Prostate cancer tests are now OK with US panel, with caveats

7 2017 Dr. Kirsten Bibbins Domingo poses by a mural in the lobby of her office in San Francisco. Draft recommendations from the US Preventive Services Task Force ditch the old advice against

Recommendations Changing Slightly For Prostate Cancer Screening

The new guidelines considered research that found that "for every 1,000 men offered PSA screening, one to two will avoid death from prostate cancer and three will avoid prostate cancer spreading to other organs", CBS News reported. "The most important thing is for doctors and patients together to have a conversation", says Bibbins-Domingo, "so that men can make the best decision for themselves".

PSA-based screen and biopsies can not tell for sure which cancers are likely to be aggressive and spread or to grow so slowly as to never cause symptoms.

Blumberg is cancer free and his PSA is undetectable. PSA levels become elevated in cases of cancer-but also benign prostate problems.

Instead of treatment, many men with low-risk prostate cancer can opt for active surveillance, which may reduce the chance of overtreatment.

The controversial PSA blood test can save some men's lives from prostate cancer, an influential government panel said in new screening guidelines.

Dr. Anne Wallace, director of the Comprehensive Breast Health Center at UC San Diego Health, said that it doesn't surprise her that most doctors are not asking their patients to delay mammograms until they turn 50. It recommends against testing men aged 70 and older. From 2010 to 2013, screening rates among men in their 50s dropped from 33.2 percent to 24.8 percent, and in those ages 60 to 74, from 51.2 percent to 43.6 percent.

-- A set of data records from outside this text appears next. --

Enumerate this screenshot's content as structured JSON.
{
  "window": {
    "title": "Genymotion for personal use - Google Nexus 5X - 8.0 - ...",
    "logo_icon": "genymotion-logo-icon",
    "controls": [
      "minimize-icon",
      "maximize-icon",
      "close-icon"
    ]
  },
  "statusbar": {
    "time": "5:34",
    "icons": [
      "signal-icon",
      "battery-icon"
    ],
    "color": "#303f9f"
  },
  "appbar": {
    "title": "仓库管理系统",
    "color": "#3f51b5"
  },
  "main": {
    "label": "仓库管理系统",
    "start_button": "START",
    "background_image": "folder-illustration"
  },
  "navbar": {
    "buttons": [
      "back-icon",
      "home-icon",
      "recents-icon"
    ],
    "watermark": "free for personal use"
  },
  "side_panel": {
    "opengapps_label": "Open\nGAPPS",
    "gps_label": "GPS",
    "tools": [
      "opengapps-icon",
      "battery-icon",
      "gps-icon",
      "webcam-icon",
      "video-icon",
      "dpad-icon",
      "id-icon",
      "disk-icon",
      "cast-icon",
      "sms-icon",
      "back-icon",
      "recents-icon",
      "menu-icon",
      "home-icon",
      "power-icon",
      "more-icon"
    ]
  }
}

Urologist Dr. Edward Schaeffer, an advocate for widespread prostate cancer screening, welcomed the new report.

The new recommendation from the USPSTF is the latest chapter of a long debate over PSA-based prostate cancer screening. Most importantly, African Americans and people with a genetic history of the disease should ask their doctor about getting screened.

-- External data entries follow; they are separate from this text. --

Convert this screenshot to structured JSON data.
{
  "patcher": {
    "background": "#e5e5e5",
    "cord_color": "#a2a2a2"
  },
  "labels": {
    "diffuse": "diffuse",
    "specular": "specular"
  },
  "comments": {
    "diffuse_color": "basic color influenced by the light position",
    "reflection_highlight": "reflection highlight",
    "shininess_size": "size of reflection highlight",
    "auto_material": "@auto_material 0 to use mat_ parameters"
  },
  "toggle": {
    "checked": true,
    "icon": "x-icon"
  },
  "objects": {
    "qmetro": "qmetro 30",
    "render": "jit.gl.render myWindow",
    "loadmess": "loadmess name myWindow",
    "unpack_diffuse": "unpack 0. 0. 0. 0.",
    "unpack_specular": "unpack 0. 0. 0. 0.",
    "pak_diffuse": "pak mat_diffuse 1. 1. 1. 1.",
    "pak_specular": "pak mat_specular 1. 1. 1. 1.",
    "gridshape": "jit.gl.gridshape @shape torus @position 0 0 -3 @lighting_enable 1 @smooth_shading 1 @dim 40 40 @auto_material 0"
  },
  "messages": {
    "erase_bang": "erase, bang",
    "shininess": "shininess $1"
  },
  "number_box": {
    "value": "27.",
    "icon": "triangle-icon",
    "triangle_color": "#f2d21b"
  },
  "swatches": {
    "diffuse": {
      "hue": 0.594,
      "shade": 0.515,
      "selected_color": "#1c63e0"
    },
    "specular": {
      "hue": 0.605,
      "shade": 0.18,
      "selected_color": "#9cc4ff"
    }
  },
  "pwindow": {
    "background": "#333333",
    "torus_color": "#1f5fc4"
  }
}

Many men who have high PSA levels undergo a biopsy, which provides vital insight into whether a man has cancer but can't predict how aggressive it might be. For many men with prostate cancer, their disease will progress so slowly that they would not die from it if it were left untreated. And one or two would be kept from dying of prostate cancer over a 10- to 15-year period. But with no effective way to tell the unsafe prostate cancers from the harmless ones, most men undergo surgery or radiation after diagnosis. That less aggressive approach to treatment minimizes the harms of screening, the task force says. Having every man undergo a PSA test without shared decision-making can open the floodgates in terms of procedures, the diagnosis of nonlethal prostate cancer, treatments, and side effects. While cancer death rates have declined over time, prostate and breast cancers are still projected to kill a total of almost 68,000 Americans this year, according to the National Cancer Institute and the American Cancer Society. The task force said that about 1 in 5 men who have their prostates removed suffer long-term problems with urinary incontinence that require pads. While some men may have symptoms, such as trouble urinating or back pain, for most the disease is silent. But preventing a small number of premature deaths would come at the expense of putting many, many more men through an unnecessary medical ordeal. Men with a family history of prostate cancer would also fall into this category.

However, in that same group, 235 men will be recommended for a biopsy, which can cause infection, bleeding and pain.

Last year, actor Ben Stiller announced that he had his prostate surgically removed in 2014, after testing revealed he had prostate cancer. Previously, in the 2012 opinion, the task force had also recommended against the test for the 55-to-69 age group, saying the possibility it lowered deaths from prostate cancer was "very small".

A lot of times, these are the types of cancer that occur in men earlier in life.

The task force's draft recommendation comes six months after it issued its findings in preliminary form. PSA screening remains a hard decision for healthy men and their doctors.

Some of those critics asserted that screening should be credited for a decline in USA deaths because of prostate cancer mortality over the last two decades.

However, the task force recommendations typically carry the most weight with doctors. When the panel's final recommendation is issued, it will figure in insurers' decisions about whether to cover the cost of PSA testing.